Photo Credit: Audrey Williams | Daily Texan Staff

There are over 1,100 UT student organizations on campus that promise their members a tight-knit community united by shared passions. During the COVID-19 pandemic, student organizations have become a much-needed lifeline for students who feel isolated and anxious about finding their niche within the greater UT community. 

By the same token, getting rejected from student organizations is now even more disappointing. 

Students should ask for feedback to gain insight into how to better their applications for the future or merely move on with some peace of mind. 

After being rejected, asking for an explanation may be the last thing on your mind. In fact, my first instinct when faced with rejection is to simply try to move forward and dismiss the entire interaction. However, there is so much insight to gain from taking the time and energy to reflect on rejection.

Ainsley Dorsey, government sophomore and co-director of Hook the Vote, encourages students to ask organizations for application feedback. 

“I think it would be an awesome opportunity to grow,” Dorsey said. “A benefit would be (that) you know what to do for the next interview.” 

By receiving concrete feedback about ways to improve applications or interviewing skills, students are better prepared for future application processes.
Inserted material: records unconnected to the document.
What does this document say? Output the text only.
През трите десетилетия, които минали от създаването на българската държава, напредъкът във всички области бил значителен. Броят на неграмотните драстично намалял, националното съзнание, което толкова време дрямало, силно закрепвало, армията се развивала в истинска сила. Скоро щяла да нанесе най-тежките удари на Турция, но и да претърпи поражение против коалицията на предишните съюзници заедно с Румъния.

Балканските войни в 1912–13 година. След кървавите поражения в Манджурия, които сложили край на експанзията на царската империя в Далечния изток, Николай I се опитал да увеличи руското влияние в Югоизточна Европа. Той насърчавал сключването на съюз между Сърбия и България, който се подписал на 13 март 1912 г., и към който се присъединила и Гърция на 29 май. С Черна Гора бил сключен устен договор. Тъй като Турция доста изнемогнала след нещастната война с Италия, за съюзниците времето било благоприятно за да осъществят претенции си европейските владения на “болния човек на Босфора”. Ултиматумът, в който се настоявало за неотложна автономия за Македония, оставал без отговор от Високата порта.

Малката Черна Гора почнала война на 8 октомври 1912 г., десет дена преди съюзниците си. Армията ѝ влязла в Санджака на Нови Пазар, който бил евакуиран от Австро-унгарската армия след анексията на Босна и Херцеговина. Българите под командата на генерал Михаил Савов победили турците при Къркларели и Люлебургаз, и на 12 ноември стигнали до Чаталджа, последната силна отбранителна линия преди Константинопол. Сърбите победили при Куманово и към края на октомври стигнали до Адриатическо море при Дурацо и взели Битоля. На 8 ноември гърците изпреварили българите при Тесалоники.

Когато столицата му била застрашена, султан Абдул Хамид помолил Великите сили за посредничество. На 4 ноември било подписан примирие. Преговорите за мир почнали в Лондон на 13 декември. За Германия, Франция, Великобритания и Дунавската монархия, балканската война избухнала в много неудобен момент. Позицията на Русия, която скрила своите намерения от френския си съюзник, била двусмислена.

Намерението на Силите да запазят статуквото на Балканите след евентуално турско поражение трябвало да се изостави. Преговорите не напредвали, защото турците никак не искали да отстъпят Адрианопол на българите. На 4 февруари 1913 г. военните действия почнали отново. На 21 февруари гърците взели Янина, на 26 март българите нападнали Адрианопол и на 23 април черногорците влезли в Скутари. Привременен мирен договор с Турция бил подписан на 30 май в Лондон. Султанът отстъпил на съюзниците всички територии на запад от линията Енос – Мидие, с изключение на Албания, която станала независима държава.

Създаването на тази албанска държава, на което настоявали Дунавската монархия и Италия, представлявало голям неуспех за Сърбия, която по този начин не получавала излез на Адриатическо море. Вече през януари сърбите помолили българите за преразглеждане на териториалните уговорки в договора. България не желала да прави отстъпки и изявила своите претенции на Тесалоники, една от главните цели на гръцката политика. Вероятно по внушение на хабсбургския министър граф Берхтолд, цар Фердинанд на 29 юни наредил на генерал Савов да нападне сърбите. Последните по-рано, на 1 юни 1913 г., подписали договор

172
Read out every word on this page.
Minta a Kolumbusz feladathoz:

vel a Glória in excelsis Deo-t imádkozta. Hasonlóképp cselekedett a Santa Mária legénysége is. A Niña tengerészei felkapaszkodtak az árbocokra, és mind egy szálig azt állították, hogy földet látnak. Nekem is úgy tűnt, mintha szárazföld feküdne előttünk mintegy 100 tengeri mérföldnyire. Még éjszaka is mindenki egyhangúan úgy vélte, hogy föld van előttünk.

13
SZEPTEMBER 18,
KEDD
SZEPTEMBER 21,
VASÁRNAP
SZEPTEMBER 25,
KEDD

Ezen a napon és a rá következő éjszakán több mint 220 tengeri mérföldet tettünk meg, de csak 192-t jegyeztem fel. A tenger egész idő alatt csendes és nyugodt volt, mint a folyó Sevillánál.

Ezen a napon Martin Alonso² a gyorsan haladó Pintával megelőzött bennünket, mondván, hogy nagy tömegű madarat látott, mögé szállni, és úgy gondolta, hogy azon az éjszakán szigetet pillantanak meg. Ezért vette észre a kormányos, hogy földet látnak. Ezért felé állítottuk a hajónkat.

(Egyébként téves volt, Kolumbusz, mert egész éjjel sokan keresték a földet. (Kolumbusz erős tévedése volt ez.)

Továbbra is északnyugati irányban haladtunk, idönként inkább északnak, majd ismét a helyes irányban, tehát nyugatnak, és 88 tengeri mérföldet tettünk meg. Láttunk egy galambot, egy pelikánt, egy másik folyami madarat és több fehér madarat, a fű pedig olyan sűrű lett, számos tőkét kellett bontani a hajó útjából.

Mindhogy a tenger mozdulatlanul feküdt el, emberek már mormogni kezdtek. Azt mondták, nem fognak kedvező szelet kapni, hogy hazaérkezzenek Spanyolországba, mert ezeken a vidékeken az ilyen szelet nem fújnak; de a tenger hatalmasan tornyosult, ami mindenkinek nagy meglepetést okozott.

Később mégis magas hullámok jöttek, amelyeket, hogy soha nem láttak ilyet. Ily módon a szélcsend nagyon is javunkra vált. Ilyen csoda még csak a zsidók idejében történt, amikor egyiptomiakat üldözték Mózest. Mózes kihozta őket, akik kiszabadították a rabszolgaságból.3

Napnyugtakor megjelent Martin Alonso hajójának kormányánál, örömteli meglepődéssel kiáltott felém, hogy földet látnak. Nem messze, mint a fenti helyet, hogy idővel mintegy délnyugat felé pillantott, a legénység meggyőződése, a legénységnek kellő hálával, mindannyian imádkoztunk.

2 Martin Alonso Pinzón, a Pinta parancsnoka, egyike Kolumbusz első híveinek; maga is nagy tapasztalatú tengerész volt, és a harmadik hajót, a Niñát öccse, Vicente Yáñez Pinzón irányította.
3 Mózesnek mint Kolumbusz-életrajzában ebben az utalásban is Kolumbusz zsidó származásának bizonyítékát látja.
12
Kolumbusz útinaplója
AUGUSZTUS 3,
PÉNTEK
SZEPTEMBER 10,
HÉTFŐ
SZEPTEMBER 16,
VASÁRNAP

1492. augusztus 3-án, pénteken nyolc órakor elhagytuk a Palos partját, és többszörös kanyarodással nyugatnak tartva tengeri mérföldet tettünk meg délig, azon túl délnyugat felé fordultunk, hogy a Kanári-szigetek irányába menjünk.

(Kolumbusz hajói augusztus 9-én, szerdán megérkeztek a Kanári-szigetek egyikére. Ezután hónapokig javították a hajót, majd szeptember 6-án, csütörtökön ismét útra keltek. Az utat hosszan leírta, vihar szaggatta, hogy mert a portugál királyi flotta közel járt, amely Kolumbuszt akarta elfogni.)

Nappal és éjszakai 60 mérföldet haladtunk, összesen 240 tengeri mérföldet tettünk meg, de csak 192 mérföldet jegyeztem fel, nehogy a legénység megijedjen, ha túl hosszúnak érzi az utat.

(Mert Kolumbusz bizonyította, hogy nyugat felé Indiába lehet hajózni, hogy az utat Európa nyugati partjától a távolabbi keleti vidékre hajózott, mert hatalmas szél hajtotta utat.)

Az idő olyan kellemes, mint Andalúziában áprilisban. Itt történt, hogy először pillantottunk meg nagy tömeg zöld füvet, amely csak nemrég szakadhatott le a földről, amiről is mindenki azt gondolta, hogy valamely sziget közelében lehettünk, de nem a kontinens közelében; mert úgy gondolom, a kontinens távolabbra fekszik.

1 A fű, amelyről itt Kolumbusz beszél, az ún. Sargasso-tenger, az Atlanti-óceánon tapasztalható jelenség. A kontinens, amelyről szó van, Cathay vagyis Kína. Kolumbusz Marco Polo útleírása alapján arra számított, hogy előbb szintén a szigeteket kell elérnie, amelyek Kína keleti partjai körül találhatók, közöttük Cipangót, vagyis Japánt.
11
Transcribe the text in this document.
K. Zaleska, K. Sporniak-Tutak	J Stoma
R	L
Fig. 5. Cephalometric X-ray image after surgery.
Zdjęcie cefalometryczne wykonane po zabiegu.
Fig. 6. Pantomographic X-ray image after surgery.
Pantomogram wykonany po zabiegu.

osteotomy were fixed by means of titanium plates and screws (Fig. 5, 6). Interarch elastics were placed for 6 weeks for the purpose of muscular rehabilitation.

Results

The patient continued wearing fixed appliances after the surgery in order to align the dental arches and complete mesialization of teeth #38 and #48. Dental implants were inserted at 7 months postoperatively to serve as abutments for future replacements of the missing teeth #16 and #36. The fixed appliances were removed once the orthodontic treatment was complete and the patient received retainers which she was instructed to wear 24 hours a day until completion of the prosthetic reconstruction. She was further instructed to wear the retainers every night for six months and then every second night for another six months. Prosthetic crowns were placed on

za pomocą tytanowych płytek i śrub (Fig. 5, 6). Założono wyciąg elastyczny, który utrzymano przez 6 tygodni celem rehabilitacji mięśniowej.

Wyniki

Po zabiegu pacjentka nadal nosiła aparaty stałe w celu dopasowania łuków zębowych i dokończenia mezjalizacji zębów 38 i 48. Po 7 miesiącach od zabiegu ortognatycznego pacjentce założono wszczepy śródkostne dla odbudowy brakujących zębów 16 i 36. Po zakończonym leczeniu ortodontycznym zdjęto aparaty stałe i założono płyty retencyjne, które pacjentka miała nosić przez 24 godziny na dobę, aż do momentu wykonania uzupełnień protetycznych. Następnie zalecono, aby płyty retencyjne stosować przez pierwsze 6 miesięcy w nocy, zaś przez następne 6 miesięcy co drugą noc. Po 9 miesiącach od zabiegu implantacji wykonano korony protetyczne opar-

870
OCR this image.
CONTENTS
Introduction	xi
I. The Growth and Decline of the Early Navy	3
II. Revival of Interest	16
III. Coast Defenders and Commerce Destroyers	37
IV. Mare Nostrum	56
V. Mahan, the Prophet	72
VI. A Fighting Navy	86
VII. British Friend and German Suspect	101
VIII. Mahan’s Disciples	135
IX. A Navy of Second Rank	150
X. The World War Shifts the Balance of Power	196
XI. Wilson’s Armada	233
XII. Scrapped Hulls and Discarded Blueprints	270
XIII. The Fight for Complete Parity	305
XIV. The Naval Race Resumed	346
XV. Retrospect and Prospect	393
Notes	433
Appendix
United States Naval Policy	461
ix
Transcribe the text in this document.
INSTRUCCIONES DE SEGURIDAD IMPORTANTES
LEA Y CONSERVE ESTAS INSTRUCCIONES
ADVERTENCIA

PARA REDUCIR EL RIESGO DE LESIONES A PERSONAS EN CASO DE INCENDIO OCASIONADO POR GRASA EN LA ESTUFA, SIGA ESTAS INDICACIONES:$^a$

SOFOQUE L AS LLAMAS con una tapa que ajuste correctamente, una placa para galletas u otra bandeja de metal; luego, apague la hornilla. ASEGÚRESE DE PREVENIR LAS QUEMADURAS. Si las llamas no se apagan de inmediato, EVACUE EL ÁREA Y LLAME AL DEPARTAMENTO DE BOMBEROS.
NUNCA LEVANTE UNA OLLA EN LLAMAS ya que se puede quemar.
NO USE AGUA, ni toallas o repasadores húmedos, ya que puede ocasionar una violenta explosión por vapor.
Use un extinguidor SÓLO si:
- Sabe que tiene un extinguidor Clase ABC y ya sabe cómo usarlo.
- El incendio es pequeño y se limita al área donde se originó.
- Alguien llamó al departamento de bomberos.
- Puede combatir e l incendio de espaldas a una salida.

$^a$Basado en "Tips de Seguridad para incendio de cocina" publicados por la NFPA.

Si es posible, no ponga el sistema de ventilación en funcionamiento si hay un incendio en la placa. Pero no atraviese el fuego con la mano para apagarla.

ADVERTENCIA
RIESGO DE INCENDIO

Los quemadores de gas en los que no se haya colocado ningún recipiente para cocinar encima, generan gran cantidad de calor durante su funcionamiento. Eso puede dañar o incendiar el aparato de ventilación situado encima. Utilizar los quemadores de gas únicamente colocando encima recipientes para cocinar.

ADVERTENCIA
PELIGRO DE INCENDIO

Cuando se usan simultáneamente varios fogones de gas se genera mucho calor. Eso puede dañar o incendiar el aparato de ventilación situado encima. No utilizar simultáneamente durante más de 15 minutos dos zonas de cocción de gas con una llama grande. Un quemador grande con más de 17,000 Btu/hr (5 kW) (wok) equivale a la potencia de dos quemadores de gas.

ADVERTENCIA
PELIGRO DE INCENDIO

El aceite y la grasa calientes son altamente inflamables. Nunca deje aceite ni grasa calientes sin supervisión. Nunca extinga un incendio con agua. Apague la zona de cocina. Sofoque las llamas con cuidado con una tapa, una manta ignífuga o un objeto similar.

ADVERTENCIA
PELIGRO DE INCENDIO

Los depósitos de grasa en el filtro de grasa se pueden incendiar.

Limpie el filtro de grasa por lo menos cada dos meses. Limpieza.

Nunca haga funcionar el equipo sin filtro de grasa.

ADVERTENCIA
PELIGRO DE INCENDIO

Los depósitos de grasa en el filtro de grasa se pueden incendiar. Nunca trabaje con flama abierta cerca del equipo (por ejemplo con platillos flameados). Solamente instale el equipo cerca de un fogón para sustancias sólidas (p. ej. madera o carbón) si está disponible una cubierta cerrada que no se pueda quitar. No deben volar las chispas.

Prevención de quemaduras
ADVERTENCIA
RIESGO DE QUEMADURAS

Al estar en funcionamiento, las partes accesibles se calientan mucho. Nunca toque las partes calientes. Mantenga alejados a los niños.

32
Asking for feedback may also lead to future opportunities because willingness to forego personal discomfort and pursue personal growth shows a level of maturity.

Electrical engineering freshman Austin King emphasized the importance of getting concrete insight.

“It's nice to know why,” King said. “You can know exactly where you can improve for the next time around.” 

It’s easy for students to come to their own conclusions about the reasoning behind the decision, but they can never be sure unless they ask. 

For example, there are many variables taken into account during an application process. Students who do not ask for application feedback will not know where they were lacking and might mistake one of their strengths for a weakness. After being rejected without explanation, asking for feedback is the best way to get answers and much-needed closure. 

Dorsey advises students to consider the long-term benefits of rejection from organizations, as it allows students to explore the many diverse organizations and opportunities available at UT.

“Keep trying, (and) keep applying to different organizations,” Dorsey said. “Perhaps you can fit into another organization on campus. ” 

By asking for feedback, students may learn something about themselves, such as why a specific organization wasn’t the right place for them or how they can improve their application for the next semester. It can also just help them move on with some peace of mind. Regardless, after being rejected, there is nothing to lose and so much to gain from reaching out for feedback. 

Butler is an undeclared freshman from Austin, Texas.